The clearest way to look beyond such “base effect” distortions is to look at the changes in the consumer price index over 24 months rather than 12. The CPI less energy was 274.69 in May 2021, up 5.2% from 260.99 in May 2019. That is, the total increase in non-energy prices was 5.2% over the past two years, not one. And that means the annual rate of non-energy inflation was 2.6%.
Unlike consumer polls purporting to show expected inflation of 4% or more, a trend of 2.6% is consistent with the low expected inflation implied by 1.5% bond yields and by the 2.3% break-even rate between regular 10-year Treasury bonds and the inflation-protected variety (TIPS).
Why should we not spend more time examining such complex actual inflation statistics rather than pondering random samples of what ordinary Americans imagine the numbers might look like next year?
The trouble with poll-based estimates of 4–5% inflation is that such polls cannot predict actual inflation.
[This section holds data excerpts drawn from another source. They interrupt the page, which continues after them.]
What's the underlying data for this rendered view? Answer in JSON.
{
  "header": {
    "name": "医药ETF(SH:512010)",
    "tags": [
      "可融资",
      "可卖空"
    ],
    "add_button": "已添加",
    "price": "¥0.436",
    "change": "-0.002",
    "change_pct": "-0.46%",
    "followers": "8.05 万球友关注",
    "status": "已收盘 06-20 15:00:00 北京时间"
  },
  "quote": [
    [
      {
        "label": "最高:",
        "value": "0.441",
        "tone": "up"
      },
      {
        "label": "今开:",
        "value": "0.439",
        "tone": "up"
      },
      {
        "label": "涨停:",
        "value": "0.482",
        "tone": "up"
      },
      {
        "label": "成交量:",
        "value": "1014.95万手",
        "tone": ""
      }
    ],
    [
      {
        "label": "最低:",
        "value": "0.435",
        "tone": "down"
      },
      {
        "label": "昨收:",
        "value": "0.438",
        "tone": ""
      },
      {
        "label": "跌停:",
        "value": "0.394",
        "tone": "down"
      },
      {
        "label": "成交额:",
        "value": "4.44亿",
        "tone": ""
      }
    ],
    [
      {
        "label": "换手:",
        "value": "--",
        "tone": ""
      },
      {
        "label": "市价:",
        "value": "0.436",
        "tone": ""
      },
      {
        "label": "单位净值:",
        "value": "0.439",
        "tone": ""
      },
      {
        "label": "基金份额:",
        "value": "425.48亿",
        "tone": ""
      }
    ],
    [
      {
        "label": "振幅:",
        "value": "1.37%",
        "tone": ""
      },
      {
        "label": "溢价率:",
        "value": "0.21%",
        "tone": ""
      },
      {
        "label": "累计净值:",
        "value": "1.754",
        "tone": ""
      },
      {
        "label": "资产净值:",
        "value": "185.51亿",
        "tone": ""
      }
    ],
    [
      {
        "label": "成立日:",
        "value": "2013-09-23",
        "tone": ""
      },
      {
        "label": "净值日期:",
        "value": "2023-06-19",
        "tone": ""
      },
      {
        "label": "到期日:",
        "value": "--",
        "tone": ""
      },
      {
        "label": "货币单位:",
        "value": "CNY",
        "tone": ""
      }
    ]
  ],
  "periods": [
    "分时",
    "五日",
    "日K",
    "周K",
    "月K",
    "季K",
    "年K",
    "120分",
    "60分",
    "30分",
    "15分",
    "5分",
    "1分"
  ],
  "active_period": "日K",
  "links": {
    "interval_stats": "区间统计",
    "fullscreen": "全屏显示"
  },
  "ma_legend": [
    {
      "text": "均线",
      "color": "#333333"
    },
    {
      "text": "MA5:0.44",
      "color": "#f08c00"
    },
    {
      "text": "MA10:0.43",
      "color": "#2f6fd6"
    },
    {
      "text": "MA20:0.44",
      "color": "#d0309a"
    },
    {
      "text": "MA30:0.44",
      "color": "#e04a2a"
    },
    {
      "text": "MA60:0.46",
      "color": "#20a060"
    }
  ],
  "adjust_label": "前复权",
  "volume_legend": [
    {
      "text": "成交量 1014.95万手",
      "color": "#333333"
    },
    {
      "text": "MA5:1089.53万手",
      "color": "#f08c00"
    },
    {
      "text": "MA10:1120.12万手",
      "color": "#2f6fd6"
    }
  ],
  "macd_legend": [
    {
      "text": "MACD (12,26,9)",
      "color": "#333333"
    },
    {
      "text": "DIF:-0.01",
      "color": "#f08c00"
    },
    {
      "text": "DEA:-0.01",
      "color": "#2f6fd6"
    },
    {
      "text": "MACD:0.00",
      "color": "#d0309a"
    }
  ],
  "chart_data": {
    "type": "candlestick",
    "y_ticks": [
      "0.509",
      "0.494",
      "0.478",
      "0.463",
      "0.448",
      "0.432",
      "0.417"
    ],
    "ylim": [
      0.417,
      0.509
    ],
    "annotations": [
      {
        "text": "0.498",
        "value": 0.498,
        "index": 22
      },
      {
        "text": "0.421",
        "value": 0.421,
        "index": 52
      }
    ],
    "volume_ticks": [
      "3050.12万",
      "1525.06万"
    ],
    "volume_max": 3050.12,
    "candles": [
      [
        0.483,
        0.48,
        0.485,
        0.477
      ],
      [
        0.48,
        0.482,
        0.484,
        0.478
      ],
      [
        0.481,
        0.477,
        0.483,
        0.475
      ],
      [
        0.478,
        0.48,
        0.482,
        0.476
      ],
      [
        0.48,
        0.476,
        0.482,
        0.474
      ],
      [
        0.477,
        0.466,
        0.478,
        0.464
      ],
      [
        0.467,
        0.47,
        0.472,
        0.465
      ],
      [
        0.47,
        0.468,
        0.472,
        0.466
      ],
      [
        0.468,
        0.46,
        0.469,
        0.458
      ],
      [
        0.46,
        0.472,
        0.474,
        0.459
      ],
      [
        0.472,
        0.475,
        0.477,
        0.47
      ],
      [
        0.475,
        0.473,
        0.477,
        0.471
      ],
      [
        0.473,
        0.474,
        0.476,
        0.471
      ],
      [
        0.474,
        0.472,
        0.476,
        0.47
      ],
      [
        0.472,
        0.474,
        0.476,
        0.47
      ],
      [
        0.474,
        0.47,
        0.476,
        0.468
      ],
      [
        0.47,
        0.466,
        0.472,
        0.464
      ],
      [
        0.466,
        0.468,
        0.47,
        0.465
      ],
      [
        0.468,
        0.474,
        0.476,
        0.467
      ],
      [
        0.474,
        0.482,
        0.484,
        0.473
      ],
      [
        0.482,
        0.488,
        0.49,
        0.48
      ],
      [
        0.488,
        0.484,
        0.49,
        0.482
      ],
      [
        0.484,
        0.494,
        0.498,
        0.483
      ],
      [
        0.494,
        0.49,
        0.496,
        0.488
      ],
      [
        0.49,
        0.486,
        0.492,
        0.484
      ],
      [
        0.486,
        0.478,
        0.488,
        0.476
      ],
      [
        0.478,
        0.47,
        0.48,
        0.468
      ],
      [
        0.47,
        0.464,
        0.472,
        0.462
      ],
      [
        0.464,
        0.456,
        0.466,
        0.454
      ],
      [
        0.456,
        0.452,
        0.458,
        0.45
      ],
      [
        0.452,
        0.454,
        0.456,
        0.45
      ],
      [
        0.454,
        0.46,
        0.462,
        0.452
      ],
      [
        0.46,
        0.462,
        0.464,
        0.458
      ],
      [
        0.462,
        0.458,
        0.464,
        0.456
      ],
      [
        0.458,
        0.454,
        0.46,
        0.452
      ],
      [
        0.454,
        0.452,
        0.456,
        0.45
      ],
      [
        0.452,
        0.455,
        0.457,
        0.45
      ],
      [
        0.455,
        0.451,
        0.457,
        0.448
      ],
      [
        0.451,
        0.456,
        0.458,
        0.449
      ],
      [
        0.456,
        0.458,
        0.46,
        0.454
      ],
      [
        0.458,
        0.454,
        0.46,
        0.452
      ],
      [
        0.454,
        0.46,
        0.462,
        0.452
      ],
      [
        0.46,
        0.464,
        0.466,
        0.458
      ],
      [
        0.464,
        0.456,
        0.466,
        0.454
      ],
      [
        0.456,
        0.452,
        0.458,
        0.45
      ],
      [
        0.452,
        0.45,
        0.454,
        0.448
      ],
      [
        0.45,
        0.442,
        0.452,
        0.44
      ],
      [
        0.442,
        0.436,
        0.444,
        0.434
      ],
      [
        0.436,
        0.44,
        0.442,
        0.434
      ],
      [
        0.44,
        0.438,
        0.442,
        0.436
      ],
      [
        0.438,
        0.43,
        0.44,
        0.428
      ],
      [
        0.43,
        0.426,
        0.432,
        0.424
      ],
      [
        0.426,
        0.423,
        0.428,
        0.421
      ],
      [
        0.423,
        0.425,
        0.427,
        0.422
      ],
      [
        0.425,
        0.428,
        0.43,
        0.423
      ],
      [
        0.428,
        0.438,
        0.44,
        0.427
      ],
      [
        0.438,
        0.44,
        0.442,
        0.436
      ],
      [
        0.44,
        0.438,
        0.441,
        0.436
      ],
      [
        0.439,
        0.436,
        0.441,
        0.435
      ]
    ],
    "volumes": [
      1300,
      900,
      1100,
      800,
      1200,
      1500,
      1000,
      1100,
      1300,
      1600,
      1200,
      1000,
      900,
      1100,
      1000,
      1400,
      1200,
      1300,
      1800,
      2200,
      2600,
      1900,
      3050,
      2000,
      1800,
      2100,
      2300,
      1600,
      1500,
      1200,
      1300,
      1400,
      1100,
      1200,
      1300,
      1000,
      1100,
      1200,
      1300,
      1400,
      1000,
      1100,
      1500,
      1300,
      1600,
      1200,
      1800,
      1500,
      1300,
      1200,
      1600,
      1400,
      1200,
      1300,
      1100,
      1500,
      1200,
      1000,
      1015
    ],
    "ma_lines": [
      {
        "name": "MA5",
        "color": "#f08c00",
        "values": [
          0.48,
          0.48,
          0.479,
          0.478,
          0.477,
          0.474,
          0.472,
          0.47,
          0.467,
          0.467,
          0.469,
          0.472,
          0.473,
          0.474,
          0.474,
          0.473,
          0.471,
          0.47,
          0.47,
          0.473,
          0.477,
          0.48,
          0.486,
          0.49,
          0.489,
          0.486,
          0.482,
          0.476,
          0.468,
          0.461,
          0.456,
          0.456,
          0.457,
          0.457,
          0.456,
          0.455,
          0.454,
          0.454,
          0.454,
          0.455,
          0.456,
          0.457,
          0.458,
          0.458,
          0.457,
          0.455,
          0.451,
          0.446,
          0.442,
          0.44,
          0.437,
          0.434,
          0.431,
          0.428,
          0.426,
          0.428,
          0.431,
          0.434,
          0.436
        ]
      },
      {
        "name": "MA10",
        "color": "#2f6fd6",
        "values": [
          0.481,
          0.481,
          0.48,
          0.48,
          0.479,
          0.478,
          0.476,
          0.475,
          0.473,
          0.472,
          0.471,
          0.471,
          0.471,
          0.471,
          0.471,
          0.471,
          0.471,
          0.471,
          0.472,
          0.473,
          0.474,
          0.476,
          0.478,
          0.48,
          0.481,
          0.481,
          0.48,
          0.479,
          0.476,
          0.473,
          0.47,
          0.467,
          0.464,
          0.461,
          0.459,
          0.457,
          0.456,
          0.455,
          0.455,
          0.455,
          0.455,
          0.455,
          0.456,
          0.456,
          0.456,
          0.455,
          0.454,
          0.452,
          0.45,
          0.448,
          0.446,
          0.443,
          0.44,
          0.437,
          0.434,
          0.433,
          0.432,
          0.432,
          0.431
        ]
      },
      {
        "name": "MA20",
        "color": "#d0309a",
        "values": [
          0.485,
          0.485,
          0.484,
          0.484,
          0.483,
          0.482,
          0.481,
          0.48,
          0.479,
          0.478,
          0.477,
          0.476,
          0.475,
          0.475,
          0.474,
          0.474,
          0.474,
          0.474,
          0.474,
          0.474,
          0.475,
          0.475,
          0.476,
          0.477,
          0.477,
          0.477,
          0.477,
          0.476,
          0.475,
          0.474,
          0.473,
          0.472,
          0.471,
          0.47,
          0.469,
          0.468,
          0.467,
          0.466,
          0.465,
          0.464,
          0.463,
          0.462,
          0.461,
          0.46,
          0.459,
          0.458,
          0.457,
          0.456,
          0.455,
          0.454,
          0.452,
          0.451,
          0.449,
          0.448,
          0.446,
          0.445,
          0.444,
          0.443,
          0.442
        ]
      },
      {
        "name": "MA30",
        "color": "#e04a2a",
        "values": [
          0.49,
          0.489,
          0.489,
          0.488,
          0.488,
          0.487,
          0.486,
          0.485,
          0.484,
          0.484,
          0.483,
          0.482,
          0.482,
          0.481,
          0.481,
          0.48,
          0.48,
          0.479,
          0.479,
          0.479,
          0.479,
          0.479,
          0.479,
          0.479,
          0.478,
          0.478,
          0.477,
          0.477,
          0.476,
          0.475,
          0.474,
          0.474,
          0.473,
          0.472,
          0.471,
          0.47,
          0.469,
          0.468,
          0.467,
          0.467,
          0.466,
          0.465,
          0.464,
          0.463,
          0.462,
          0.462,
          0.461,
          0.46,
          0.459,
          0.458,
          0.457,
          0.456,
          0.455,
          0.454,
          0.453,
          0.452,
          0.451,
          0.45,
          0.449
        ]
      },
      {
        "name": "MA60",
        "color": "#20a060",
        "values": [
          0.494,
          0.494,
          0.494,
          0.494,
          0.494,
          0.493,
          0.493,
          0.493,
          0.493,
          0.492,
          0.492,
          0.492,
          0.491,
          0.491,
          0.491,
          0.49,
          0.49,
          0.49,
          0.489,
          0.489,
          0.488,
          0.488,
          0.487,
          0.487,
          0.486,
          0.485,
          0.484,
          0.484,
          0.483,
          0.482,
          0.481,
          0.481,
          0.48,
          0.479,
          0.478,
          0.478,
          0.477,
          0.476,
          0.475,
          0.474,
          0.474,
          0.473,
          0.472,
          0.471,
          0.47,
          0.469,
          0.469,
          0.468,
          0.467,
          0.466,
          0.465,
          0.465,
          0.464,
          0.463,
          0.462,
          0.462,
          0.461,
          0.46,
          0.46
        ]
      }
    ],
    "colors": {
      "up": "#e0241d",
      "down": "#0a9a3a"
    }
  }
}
Yet Federal Reserve poohbahs and their acolytes place great rhetorical importance on keeping inflation expectations “anchored.” The rationale for changing the subject from facts to opinion is that some otherwise fleeting disturbance might supposedly “push up public expectations of inflation, which tend to be self-fulfilling.”
The Self-Fulfilling Expectations Theory of Inflation (SFETI) claims workers who expect higher prices will “demand” higher wages. Why not always demand higher wages? Because it only works if you and your boss suspect you could earn more by quitting and working somewhere else. Such a tight job market would be a description of local facts, not national expectations.
SFETI theorists claim companies with higher expected inflation can profitably charge more for goods and services to cover any added labor or materials costs. But higher prices reduce sales. If any business is charging less than the price that would maximize profits, why wait for changing expectations about national inflation to charge whatever the market will bear? A seller’s market for any specific type of good depends on market-specific facts, not national opinions. And paying more for some things (used cars) leaves consumers with less income left over to spend on other things.
With higher inflation expectations and a thousand dollars you can spend exactly as much as with low expectations at a thousand dollars. You might spend it faster, but then you will end up with less to spend later so the early demand surge would peter out. You might borrow to spend more than you have, but then you will end up buying less rather than more because a chunk of your future income will go for interest payments to the bank.
A Self-Fulfilling Expectation Theory of Inflation is not logically compelling. At the least, it requires a real-world example. Greg Ip offers one. He claims that “Back in the 1970s, expectations were poorly anchored so oil shocks in 1973 and 1979 fed into broader inflation, forcing the Fed to raise interest rates sharply.”
On the contrary, my second graph shows that the CPI excluding energy was accelerating long before crude oil prices spiked in January 1974 and again in 1979. Dollar prices of all internationally traded commodities — not just oil — rose sharply when the dollar fell by 15.9% against other G‑10 countries from 1971 to 1973 and later by 15.5% from 1977 to 1980.